OPINION

Importing a sense of self-worth

Whatever you call it – habit or reflex – it happens several times a year. Whatever the occasion (an athletic success, a development in the economy, news from the archaeological front or something pertaining to tourism), we itch to see whether the foreign media has noticed and what they are saying. Then we re-report not what was actually broadcast or written in print but what we had hoped they would have said. Anything that goes against what we want is either hushed up or explained away as an “anti-Greek view.”

This tendency may be associated with the belief that whatever else may be going on in the world, whatever the shifts of power and the games of superpowers, Greece is always the world’s navel, its center, the source if not of all things – as modesty occasionally compels us to admit – then at least of most. This means that we expect every other country in the world to have the eternal obligation to treat Greece with reverence.

The other likely scenario is that we are compelled not by a sense of being at the center of things but by the exact opposite: Because during some crisis of national self-awareness we came to accept that we are not the navel of the world, we feel that we exist through foreign attention. We need to hear a kind word from the lips of others. We need to feel that we have not been lumped together with dozens of other “inglorious” countries. We need something to pluck up our courage, to appreciate our nation, ourselves that is, the selves that embody this nation, not because it deserves it, not because we respect it spontaneously, but because others tell us to.

What it is basically is an effort to enhance Greece’s image through foreign input. Because we have no faith in the self-worth of our country, we import pieces of how it is depicted abroad. We also have a shortage of faith in what we ourselves write about our own country and feel the need to confirm it by citing the BBC or the CNN.
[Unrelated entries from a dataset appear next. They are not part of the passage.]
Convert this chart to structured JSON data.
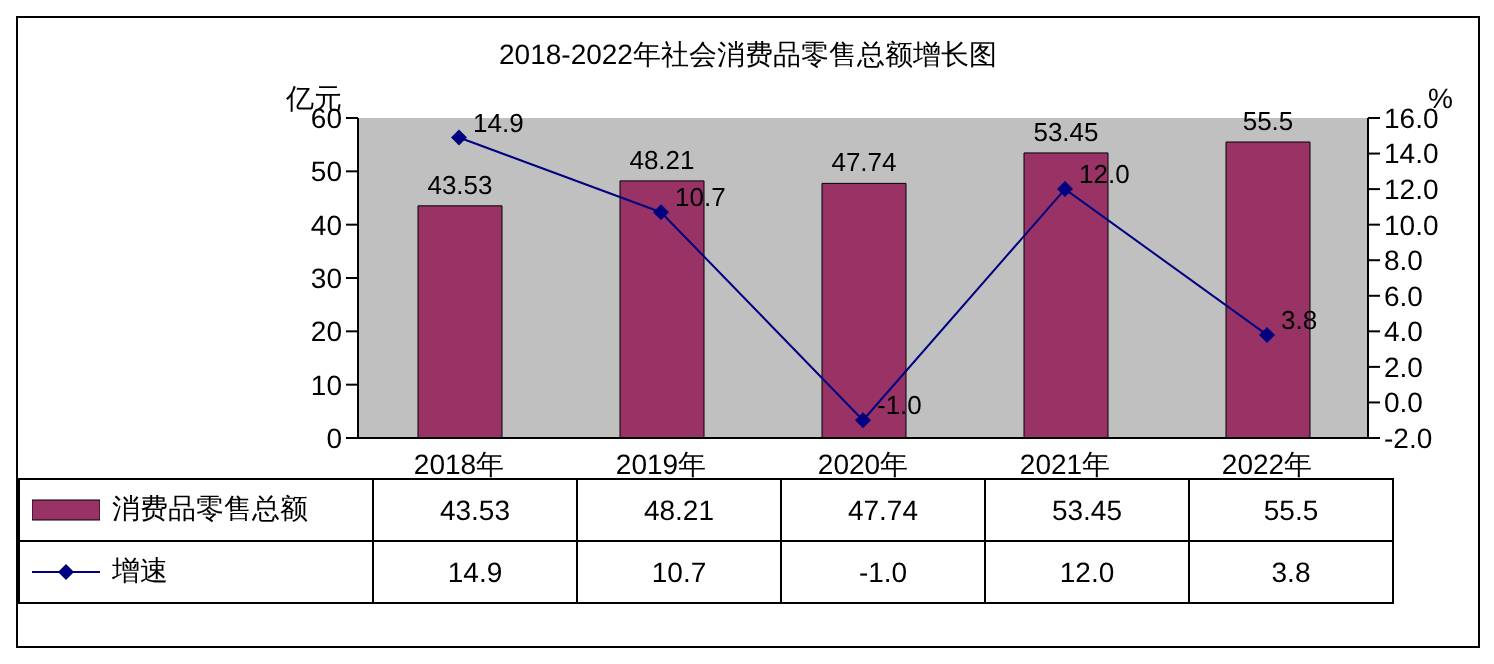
{
  "chart_data": {
    "type": "bar",
    "title": "2018-2022年社会消费品零售总额增长图",
    "ylabel": "亿元",
    "y2label": "%",
    "categories": [
      "2018年",
      "2019年",
      "2020年",
      "2021年",
      "2022年"
    ],
    "series": [
      {
        "name": "消费品零售总额",
        "color": "#993366",
        "values": [
          43.53,
          48.21,
          47.74,
          53.45,
          55.5
        ],
        "value_labels": [
          "43.53",
          "48.21",
          "47.74",
          "53.45",
          "55.5"
        ]
      },
      {
        "name": "增速",
        "type": "line",
        "axis": "y2",
        "color": "#000080",
        "values": [
          14.9,
          10.7,
          -1.0,
          12.0,
          3.8
        ],
        "value_labels": [
          "14.9",
          "10.7",
          "-1.0",
          "12.0",
          "3.8"
        ]
      }
    ],
    "ylim": [
      0,
      60
    ],
    "yticks": [
      0,
      10,
      20,
      30,
      40,
      50,
      60
    ],
    "y2lim": [
      -2,
      16
    ],
    "y2ticks": [
      {
        "value": -2,
        "label": "-2.0"
      },
      {
        "value": 0,
        "label": "0.0"
      },
      {
        "value": 2,
        "label": "2.0"
      },
      {
        "value": 4,
        "label": "4.0"
      },
      {
        "value": 6,
        "label": "6.0"
      },
      {
        "value": 8,
        "label": "8.0"
      },
      {
        "value": 10,
        "label": "10.0"
      },
      {
        "value": 12,
        "label": "12.0"
      },
      {
        "value": 14,
        "label": "14.0"
      },
      {
        "value": 16,
        "label": "16.0"
      }
    ],
    "grid": false,
    "legend": "bottom",
    "marker": "diamond",
    "line_style": "solid"
  }
}
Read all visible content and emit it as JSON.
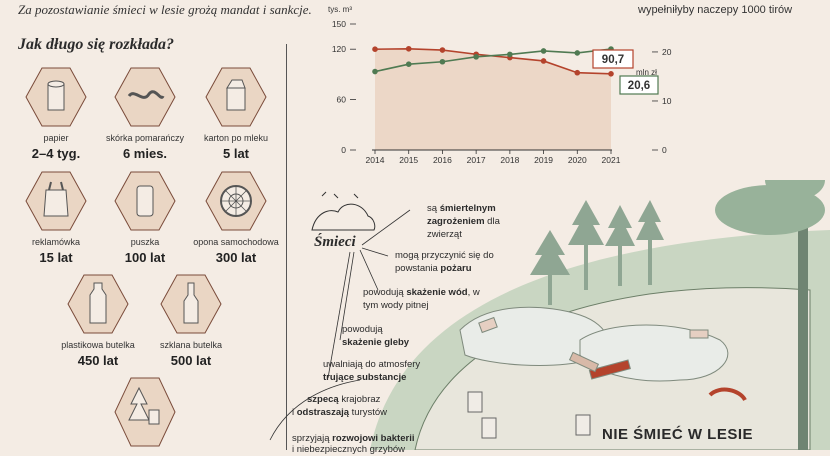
{
  "intro_text": "Za pozostawianie śmieci w lesie grożą mandat i sankcje.",
  "top_right_text": "wypełniłyby naczepy 1000 tirów",
  "decomposition": {
    "title": "Jak długo się rozkłada?",
    "items": [
      {
        "label": "papier",
        "value": "2–4 tyg.",
        "icon": "paper-roll-icon"
      },
      {
        "label": "skórka pomarańczy",
        "value": "6 mies.",
        "icon": "orange-peel-icon"
      },
      {
        "label": "karton po mleku",
        "value": "5 lat",
        "icon": "milk-carton-icon"
      },
      {
        "label": "reklamówka",
        "value": "15 lat",
        "icon": "plastic-bag-icon"
      },
      {
        "label": "puszka",
        "value": "100 lat",
        "icon": "can-icon"
      },
      {
        "label": "opona samochodowa",
        "value": "300 lat",
        "icon": "tire-icon"
      },
      {
        "label": "plastikowa butelka",
        "value": "450 lat",
        "icon": "plastic-bottle-icon"
      },
      {
        "label": "szklana butelka",
        "value": "500 lat",
        "icon": "glass-bottle-icon"
      },
      {
        "label": "",
        "value": "",
        "icon": "tree-cup-icon"
      }
    ]
  },
  "chart_data": {
    "type": "line",
    "x": [
      2014,
      2015,
      2016,
      2017,
      2018,
      2019,
      2020,
      2021
    ],
    "series": [
      {
        "name": "tys. m³",
        "axis": "left",
        "color": "#b4432c",
        "values": [
          120,
          120.5,
          119,
          114,
          110,
          106,
          92,
          90.7
        ]
      },
      {
        "name": "mln zł",
        "axis": "right",
        "color": "#4f7a52",
        "values": [
          16,
          17.5,
          18,
          19,
          19.5,
          20.2,
          19.8,
          20.6
        ]
      }
    ],
    "left_axis": {
      "label": "tys. m³",
      "ticks": [
        "150",
        "120",
        "60",
        "0"
      ],
      "ylim": [
        0,
        150
      ]
    },
    "right_axis": {
      "label": "mln zł",
      "ticks": [
        "20",
        "10",
        "0"
      ],
      "ylim": [
        0,
        25.7
      ]
    },
    "end_labels": {
      "red": "90,7",
      "green": "20,6"
    }
  },
  "effects": {
    "center_label": "Śmieci",
    "items": [
      {
        "pre": "są ",
        "bold": "śmiertelnym zagrożeniem",
        "post": " dla zwierząt"
      },
      {
        "pre": "mogą przyczynić się do powstania ",
        "bold": "pożaru",
        "post": ""
      },
      {
        "pre": "powodują ",
        "bold": "skażenie wód",
        "post": ", w tym wody pitnej"
      },
      {
        "pre": "powodują ",
        "bold": "skażenie gleby",
        "post": ""
      },
      {
        "pre": "uwalniają do atmosfery ",
        "bold": "trujące substancje",
        "post": ""
      },
      {
        "pre": "",
        "bold": "szpecą",
        "post": " krajobraz"
      },
      {
        "pre": "i ",
        "bold": "odstraszają",
        "post": " turystów"
      },
      {
        "pre": "sprzyjają ",
        "bold": "rozwojowi bakterii",
        "post": ""
      },
      {
        "pre": "i niebezpiecznych grzybów",
        "bold": "",
        "post": ""
      }
    ]
  },
  "slogan": "NIE ŚMIEĆ W LESIE",
  "colors": {
    "accent_red": "#b4432c",
    "accent_green": "#4f7a52",
    "hex_fill": "#ead6c4",
    "tree": "#98b29a"
  }
}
It was inevitable that the same would happen in relation to the excavation of a massive ancient tomb in Amphipolis: before anything had been confirmed, we were going on about how ecstatic foreigners were with the finds so far. It kicked into high gear again with the discovery over the weekend of an impressive mosaic inside the tomb.

On Monday, for example, we read on Greek websites that the BBC said that the excavation “has enthused Greeks and has given rise to a wave of Greek pride and patriotism.” Okay, let’s accept it, albeit with a heavy heart, for the sake of morale or even pride. But, if our sense of patriotism, often over-inflated, needs an archaeological excavation, however important, to rise, then we are in trouble.